We rely on graphs as a fundamental approach to structuring and analyzing clinical data. When combined with modern machine learning techniques to visualize complex relationships in clinical datasets, graphs can be an effective solution for accelerated insights generation and real-world analytics.
Topology-based clinical data mining (TCDM) is an application of data mining techniques used to reveal hidden patterns in clinical datasets without first having to make assumptions and develop a hypothesis.
By discovering subgroups of related patients, this geometric data-driven approach provides robust solutions to the most challenging issues the industry is facing – from accelerated insights generation and real-world analytics to tailoring patient treatment as part of precision medicine.
A group of related mathematical methods that are collectively known as topological data analysis (TDA) have recently been applied in different branches of bioinformatics, epidemiology, neuroscience, and oncology with promising results. TDA is a rapidly expanding field that is being actively developed by leading academic centers, such as Stanford, Duke, UPenn, Princeton, among many others.
TDA methods are based on the underlying idea of using topology – the mathematical study of qualitative properties of space and spatial relations – to detect and display hidden robust relationships in complex datasets.
By discovering hidden subgroups of subjects in the clinical dataset, our HIPAA-compliant Data Science Web-based application provides robust solutions for enhanced exploratory analysis, new hypothesis generation, risk-based monitoring, and many other challenges faced by the drug development industry.
Intego data scientists employ modern machine learning algorithms, advanced statistical methods, and data visualization techniques to solve the most challenging issues faced by the pharmaceutical industry. Our expertise ranges from accelerated insights generation and real-world analytics to building the models for tailoring the treatment of patients as part of precision medicine.
It is the combination of expertise in the pharmaceutical industry, coupled with experience in knowledge extraction methodologies that separates Intego data scientists from other biometric CROs. We help our customers find data-related solutions to problems at each stage of drug development.
Intego data scientists have earned a strong reputation from the solutions they have provided for real-world analytics, exploratory analysis, data visualization, data mining, biomarker discovery, risk-based monitoring, and many other challenges. They employ a wide range of technologies, including Python, R, SAS, Spotfire, R-shiny, Matlab, and C++.
Real-world data can be essential for our understanding of clinical data, especially with the emergence of phenomena such as the COVID-19 outbreak. Leveraging topology and machine learning for time series, we analyzed how the spread of the pandemic advanced across the United States.
We identified the underlying geometry of the datasets and discovered a set of unrelated features that could possibly be causing the similarity in the spread of COVID-19 across 3000+ counties.
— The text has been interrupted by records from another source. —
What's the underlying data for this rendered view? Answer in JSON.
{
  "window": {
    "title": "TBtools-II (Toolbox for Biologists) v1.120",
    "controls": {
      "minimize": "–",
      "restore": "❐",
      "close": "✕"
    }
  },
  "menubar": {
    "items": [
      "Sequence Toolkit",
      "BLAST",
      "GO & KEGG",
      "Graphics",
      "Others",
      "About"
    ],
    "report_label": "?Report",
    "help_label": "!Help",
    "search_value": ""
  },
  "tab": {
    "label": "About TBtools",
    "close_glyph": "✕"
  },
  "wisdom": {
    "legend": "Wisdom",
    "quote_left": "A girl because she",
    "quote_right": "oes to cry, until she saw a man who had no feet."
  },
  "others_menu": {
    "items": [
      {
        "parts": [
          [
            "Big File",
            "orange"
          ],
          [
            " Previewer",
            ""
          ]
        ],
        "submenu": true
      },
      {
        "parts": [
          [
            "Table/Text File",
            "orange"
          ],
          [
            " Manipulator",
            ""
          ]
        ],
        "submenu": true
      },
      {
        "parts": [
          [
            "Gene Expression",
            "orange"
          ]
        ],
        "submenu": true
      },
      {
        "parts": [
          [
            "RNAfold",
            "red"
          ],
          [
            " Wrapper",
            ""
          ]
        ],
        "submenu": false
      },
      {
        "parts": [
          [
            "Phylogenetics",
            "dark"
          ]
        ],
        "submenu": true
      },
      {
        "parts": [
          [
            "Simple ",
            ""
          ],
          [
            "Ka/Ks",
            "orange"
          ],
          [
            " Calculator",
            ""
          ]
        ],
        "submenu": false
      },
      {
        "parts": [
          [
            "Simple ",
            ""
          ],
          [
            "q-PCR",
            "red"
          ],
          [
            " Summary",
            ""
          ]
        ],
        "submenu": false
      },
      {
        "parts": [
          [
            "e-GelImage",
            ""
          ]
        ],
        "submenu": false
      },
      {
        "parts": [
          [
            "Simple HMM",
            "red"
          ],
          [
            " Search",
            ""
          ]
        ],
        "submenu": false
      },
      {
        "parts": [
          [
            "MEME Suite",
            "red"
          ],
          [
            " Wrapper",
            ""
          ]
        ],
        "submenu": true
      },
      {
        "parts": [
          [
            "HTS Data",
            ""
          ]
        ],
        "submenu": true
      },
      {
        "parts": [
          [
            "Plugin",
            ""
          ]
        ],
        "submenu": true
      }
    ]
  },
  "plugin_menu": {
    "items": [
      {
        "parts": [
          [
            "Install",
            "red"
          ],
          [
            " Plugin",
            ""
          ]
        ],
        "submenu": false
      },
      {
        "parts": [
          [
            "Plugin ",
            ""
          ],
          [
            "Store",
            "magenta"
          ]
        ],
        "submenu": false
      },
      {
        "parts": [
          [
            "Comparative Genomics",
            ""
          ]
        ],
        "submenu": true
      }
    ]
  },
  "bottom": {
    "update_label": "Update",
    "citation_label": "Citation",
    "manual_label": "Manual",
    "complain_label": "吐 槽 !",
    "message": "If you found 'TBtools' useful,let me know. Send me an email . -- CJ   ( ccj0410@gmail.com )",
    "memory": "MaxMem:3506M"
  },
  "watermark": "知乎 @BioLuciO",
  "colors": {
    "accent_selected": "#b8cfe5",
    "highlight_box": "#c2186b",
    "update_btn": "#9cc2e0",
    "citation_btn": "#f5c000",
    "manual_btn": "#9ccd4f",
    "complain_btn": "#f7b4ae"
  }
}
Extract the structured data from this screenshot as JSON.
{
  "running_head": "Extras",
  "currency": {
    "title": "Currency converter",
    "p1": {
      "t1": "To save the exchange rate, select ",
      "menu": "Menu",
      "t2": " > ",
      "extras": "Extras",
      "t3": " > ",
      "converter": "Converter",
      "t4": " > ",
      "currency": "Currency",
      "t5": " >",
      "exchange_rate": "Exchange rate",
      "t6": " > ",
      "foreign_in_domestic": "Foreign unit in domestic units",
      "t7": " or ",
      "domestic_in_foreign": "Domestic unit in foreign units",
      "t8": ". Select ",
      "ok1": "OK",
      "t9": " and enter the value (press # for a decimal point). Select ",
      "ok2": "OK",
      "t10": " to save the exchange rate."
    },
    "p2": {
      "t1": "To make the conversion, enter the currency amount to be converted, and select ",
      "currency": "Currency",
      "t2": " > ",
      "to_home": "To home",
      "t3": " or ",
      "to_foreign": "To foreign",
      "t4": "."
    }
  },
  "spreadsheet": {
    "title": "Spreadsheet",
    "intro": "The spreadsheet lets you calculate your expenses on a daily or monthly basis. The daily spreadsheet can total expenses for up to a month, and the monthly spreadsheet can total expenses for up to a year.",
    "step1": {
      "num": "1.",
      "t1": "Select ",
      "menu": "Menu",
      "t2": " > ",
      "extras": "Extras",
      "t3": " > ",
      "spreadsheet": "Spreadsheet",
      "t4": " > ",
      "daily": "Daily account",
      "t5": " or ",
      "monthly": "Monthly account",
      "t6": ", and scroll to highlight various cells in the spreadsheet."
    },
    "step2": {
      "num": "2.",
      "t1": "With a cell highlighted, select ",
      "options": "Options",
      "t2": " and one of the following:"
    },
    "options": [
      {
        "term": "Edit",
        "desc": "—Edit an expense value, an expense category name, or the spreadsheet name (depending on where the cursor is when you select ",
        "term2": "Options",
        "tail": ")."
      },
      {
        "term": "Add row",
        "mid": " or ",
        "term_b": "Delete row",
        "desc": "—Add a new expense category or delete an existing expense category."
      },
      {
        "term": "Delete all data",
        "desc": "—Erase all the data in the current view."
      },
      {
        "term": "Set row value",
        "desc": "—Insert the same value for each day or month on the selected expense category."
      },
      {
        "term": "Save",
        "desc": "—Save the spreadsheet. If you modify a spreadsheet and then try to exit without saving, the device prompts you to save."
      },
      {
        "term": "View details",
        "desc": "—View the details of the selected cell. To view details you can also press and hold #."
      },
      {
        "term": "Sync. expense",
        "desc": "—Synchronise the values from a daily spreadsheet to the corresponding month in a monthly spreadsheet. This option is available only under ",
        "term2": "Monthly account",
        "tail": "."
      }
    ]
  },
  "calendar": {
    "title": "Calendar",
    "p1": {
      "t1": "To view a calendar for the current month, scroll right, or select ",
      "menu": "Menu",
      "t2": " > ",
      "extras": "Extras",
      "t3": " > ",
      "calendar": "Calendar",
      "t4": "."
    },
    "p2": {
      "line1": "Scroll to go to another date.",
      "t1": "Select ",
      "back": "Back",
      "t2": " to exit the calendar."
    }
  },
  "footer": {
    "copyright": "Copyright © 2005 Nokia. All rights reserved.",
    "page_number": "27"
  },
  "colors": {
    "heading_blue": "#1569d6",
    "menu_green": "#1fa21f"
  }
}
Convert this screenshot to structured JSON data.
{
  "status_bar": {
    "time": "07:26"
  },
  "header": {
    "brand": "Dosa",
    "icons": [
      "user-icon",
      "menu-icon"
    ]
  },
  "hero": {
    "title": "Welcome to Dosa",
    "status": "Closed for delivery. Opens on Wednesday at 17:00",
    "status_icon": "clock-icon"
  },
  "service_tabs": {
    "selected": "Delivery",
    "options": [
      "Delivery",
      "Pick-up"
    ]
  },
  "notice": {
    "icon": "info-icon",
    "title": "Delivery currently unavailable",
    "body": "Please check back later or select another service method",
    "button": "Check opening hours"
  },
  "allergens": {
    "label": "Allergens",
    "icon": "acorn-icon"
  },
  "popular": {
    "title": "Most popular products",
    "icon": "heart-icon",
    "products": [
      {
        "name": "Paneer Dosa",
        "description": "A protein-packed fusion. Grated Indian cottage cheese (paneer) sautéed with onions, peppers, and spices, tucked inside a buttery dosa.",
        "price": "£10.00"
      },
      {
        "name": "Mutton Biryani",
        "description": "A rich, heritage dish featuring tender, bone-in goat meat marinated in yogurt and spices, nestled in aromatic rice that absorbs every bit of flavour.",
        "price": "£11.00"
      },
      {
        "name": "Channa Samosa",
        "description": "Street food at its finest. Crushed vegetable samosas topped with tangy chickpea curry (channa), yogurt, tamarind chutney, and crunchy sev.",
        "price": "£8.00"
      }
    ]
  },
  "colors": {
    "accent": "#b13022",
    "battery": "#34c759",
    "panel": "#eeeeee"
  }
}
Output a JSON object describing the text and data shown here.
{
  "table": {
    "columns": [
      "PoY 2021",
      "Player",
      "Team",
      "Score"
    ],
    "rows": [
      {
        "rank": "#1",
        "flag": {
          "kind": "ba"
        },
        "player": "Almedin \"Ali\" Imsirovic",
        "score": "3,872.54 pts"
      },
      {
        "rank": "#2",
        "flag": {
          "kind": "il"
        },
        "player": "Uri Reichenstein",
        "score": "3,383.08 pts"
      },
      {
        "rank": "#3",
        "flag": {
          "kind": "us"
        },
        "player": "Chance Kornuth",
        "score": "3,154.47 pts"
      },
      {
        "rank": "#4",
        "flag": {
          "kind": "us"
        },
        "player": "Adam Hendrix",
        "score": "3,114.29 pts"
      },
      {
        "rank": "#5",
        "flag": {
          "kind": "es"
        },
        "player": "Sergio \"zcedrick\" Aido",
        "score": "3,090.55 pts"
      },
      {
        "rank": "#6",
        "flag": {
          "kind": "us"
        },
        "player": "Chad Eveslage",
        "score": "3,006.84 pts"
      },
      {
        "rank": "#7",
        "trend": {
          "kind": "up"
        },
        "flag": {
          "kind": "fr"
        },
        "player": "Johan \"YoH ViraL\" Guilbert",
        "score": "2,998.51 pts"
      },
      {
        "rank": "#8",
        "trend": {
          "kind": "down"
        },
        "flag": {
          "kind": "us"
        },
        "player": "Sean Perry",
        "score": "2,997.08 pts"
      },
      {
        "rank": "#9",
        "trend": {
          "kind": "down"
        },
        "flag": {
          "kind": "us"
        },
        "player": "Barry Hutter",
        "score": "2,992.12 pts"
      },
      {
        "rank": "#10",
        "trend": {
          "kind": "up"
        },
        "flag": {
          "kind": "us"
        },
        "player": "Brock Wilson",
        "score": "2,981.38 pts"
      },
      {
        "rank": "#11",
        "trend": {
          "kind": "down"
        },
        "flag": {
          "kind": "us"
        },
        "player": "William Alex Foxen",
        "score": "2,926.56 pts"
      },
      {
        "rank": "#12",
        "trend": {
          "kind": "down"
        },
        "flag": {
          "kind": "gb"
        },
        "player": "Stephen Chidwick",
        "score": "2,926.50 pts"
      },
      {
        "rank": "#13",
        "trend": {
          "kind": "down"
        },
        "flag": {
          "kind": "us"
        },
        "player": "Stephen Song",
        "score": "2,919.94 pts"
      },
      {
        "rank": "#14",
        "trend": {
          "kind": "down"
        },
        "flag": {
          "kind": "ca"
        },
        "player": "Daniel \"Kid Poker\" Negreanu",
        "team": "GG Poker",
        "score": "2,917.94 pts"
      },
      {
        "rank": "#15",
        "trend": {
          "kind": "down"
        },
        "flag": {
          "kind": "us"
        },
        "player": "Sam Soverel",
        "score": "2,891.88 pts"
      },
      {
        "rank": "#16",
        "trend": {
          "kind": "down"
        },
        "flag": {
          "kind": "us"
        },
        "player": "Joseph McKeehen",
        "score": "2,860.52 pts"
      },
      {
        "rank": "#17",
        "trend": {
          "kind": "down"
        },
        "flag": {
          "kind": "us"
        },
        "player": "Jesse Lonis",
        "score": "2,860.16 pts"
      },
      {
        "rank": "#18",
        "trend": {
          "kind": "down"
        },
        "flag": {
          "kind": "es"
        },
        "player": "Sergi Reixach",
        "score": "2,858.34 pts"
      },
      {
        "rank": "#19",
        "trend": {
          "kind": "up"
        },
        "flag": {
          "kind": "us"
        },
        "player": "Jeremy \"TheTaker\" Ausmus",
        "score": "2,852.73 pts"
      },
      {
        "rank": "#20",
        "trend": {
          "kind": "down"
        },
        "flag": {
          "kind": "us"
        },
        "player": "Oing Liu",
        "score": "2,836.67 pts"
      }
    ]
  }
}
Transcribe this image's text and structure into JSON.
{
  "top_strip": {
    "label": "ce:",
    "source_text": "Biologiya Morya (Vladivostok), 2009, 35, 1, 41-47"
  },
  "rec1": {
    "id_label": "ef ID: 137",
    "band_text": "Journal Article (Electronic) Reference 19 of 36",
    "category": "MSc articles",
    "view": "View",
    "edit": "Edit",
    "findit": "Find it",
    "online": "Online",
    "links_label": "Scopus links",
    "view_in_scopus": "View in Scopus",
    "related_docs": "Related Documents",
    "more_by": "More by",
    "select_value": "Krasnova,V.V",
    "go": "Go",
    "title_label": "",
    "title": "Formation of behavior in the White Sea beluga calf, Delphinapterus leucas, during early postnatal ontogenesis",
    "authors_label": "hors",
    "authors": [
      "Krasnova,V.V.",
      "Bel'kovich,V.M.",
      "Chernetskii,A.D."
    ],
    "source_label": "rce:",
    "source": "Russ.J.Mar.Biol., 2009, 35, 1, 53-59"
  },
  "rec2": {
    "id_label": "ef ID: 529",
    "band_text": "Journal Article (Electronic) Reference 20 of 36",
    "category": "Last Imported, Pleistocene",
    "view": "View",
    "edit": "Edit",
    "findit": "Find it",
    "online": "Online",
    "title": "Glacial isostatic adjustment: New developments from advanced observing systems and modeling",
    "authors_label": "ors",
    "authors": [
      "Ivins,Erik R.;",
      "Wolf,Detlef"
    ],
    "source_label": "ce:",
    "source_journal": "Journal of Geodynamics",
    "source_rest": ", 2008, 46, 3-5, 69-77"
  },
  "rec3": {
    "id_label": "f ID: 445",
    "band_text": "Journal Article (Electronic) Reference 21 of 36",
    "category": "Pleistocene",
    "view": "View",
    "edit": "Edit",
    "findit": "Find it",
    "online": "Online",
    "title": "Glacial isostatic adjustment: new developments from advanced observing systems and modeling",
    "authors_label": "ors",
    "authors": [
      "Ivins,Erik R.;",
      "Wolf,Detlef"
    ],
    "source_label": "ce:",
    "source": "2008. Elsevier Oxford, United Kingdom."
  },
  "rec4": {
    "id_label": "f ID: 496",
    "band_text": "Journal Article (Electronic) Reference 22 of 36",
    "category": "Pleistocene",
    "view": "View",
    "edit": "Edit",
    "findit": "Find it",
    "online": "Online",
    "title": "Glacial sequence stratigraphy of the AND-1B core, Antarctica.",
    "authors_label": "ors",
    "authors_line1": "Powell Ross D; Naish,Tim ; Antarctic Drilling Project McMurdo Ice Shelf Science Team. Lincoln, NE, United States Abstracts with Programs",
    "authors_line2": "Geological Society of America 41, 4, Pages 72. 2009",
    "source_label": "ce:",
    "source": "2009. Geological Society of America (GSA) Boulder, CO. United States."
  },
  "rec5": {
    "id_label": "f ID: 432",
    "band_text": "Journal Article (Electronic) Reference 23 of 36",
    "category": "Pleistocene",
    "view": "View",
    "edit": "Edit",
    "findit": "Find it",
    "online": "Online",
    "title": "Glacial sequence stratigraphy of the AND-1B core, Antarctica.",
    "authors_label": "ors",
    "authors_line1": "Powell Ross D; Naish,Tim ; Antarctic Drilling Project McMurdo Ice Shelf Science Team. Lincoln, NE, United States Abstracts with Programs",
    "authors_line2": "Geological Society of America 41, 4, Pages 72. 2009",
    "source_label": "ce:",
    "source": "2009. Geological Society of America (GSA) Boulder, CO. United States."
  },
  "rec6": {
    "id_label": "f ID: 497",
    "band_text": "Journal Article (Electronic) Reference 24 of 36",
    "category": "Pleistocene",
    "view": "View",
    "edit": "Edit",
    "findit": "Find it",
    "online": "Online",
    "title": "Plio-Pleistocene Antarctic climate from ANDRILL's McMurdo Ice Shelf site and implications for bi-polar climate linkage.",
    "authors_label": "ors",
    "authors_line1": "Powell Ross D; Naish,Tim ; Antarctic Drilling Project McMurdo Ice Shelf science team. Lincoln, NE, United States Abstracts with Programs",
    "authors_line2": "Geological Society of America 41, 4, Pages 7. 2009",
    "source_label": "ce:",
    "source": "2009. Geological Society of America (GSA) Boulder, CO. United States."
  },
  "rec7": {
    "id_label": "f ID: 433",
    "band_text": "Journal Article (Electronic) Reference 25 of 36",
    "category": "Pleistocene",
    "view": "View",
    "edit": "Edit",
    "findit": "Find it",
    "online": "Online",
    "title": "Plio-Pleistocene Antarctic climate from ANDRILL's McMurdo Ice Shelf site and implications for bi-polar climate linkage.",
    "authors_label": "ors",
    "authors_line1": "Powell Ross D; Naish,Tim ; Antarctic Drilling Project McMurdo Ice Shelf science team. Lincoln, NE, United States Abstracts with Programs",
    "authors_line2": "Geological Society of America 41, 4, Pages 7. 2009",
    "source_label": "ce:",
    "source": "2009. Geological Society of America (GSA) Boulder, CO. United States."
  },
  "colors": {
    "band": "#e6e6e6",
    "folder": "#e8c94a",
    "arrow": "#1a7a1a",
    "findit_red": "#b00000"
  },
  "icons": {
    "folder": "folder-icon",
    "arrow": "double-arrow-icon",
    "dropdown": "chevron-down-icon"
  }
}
The expected outcome of the exploratory analysis is the identification of a sub-population of patients most responsive to treatment under the study. We applied machine-learning algorithms to a clinical study with 1,041 participants from the Childhood Asthma Management Program.
Automatic detection of sub-populations using a graph-based community search revealed several patient communities sharing similarities in terms of the pre-defined outcomes.
Missing data is a major problem in clinical research. Topological Data Analysis (TDA) zooms in on robust patterns in the data and it is not affected by random noise. Therefore, topological data maps do not experience significant transformation if some data are missing at random.
We successfully applied TDA to a clinical dataset with 302 patients (~20% with missing values) to solve several problems, including the automatic selection of a suitable imputation method, validation of imputation methods, etc.
For illustrative purposes, a simple two-dimensional dataset was constructed where data points were arranged in a “zero-like” shape. The proprietary algorithm was applied to build a graph in which every node corresponds to a single data point.
In order to show the robustness of the topological approach, some data points from the original dataset were intentionally omitted at random, and additional graphs were built after. As a result, the graphs showed geometrical stability and kept forming “zero-like” shapes even when up to 90% of data was missing.
To effectively manage risk-based monitoring, we need a strategic approach to allocate resources across clinical study based on several key indicators, such as data criticality, patient safety, protocol compliance, and others. We applied topology-based data mining to a multicenter, double-blinded, placebo-controlled clinical study managed across 11 sites.
As a result, two sites were brought to our attention with the recommendation for further investigation for possible violation of a procedure for participants selection or violation of data collection protocol.
Atlas TDA was applied to the dataset from a clinical study that was conducted with the support of the NIDA Clinical Trials Network. A topological data map was generated from the dataset for 115 patients with 27 outcomes and 44 predictors.
Visual inspection of the graph identified three subgroups of patients represented as “communities of nodes” and suggested that there were robust patterns within the data. Further statistical analysis of predictors helped identify the reasons for these patients being combined into these three communities.